3. Descarbonize o retorno do cliente
Em muitos setores, a maior parte das emissões acontece quando os clientes usam os produtos que as empresas vendem (emissões de escopo 3). Além disso, o que o cliente deseja impacta profundamente emissões geradas durante a produção e na cadeia de abastecimento.

“Tanto em situações B2B (empresa para empresa) quanto B2C (empresa para cliente final), os pragmatistas visionários saberão como promover suas credenciais e inovar com os clientes em direção a um mundo de economia circular e baixo carbono”, comentam. A dica é perguntar quais as ambições dos clientes e como a empresa pode apoiá-las.

“A descarbonização tem implicações muito claras sobre como os produtos são projetados e usados, bem como para as emissões em produção e em toda a cadeia de valor. Muitos executivos veem o escopo 3 com apreensão, mas pode fornecer as oportunidades mais poderosas”, acrescentam.

4. Colabore onde for importante e para obter resultados
A transição de carbono é um problema grande demais para ser resolvido por qualquer empresa por conta própria. É necessário envolver o ecossistema de clientes, fornecedores, pares, governos e sociedade civil. “Os executivos devem decidir onde colaborar versus competir, escolhendo as poucas parcerias que podem fazer a diferença.
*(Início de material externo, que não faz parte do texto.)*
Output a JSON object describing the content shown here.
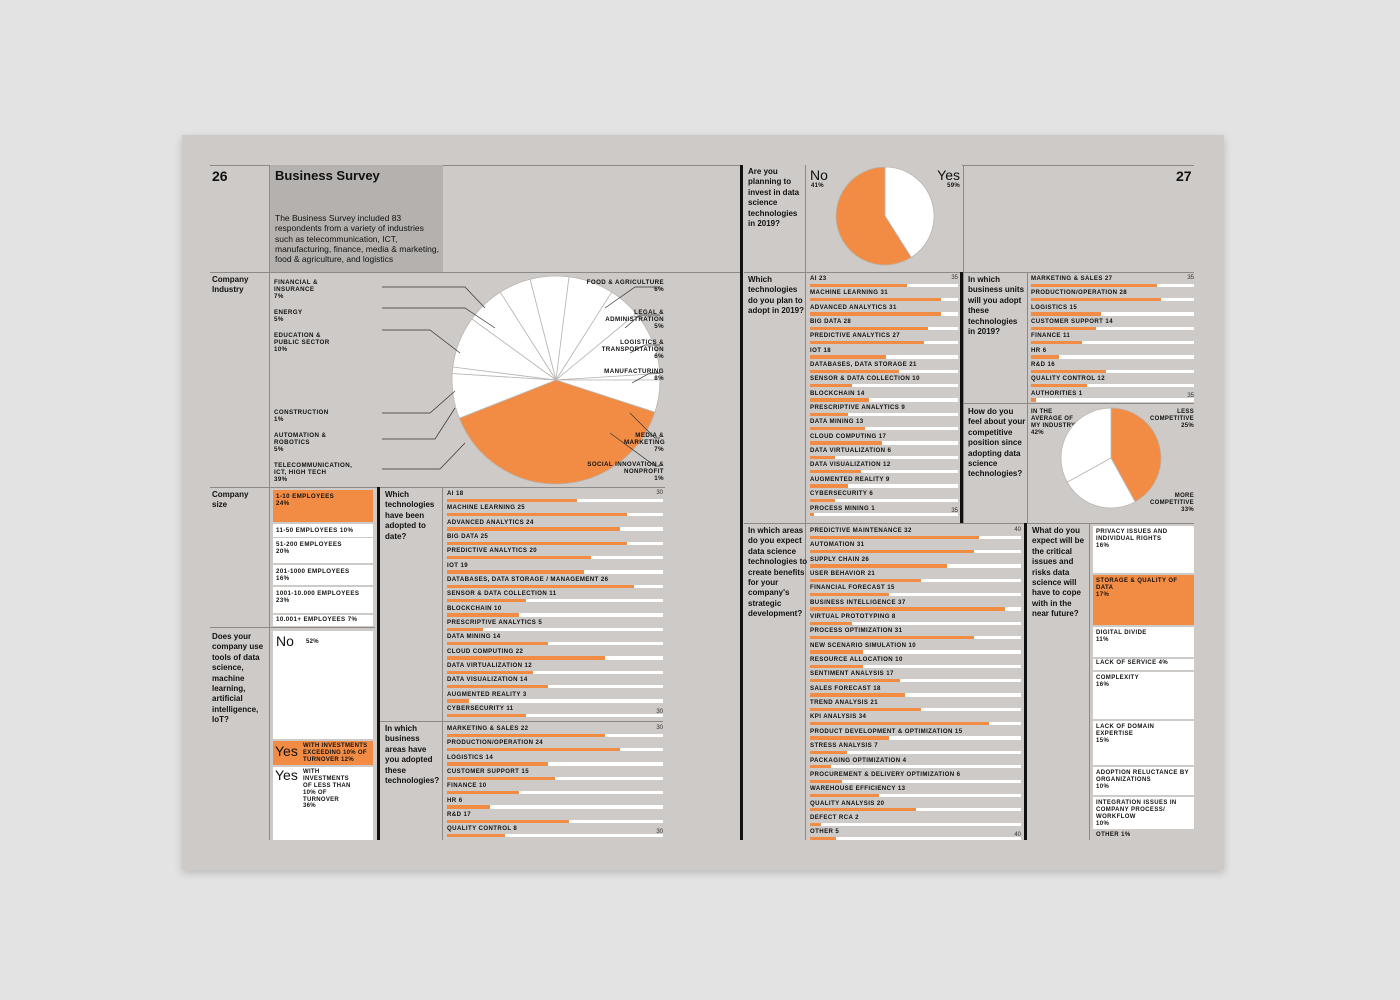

Eles devem fazer essas parcerias em toda a cadeia de valor ou com colegas ou ONGs, para atingir uma massa crítica para a mudança. É importante não perder tempo precioso em iniciativas onde há muita conversa, mas pouca ação”, aconselham.

5. Crie “heróis da rede” na gerência intermediária
Para a Bain, a alta administração tende a estar convencida da necessidade de uma descarbonização agressiva quando a empresa chega ao estágio de se comprometer com metas climáticas. Contudo, as empresas podem não ter uma gestão intermediária comprometida para fazer o trabalho. Muitas vezes, os gerentes de nível médio ficam atolados quando são obrigados a entregar indicadores de desempenho ESG além dos tradicionais – receitas, custos e segurança, por exemplo. E sem ajuda ou explicação.

“Como eles podem se tornar heróis net-zero? A única maneira de criar uma gestão intermediária verde eficaz é ser extremamente claro sobre quais decisões tomar de forma diferente e como resolver trade-offs”, dizem.

Eles citam ainda que gerentes treinados durante anos para se concentrar na otimização de custos para determinadas especificações precisam de orientação clara sobre como a visão de baixo carbono deve ser incorporada nas decisões de compras de suprimentos e escolha de fornecedores, por exemplo. A companhia precisa de ferramentas para avaliar pragmaticamente em que ponto da cadeia de suprimentos se se concentrar para descarbonizar.

“Toda a organização precisa ser qualificada, embora não no mesmo nível ou no mesmo propósito. Isso começa investindo para entender quem é mais impactado e precisa de mais treinamento, e em seguida, oferecendo suporte de acordo com o necessário”, finalizam.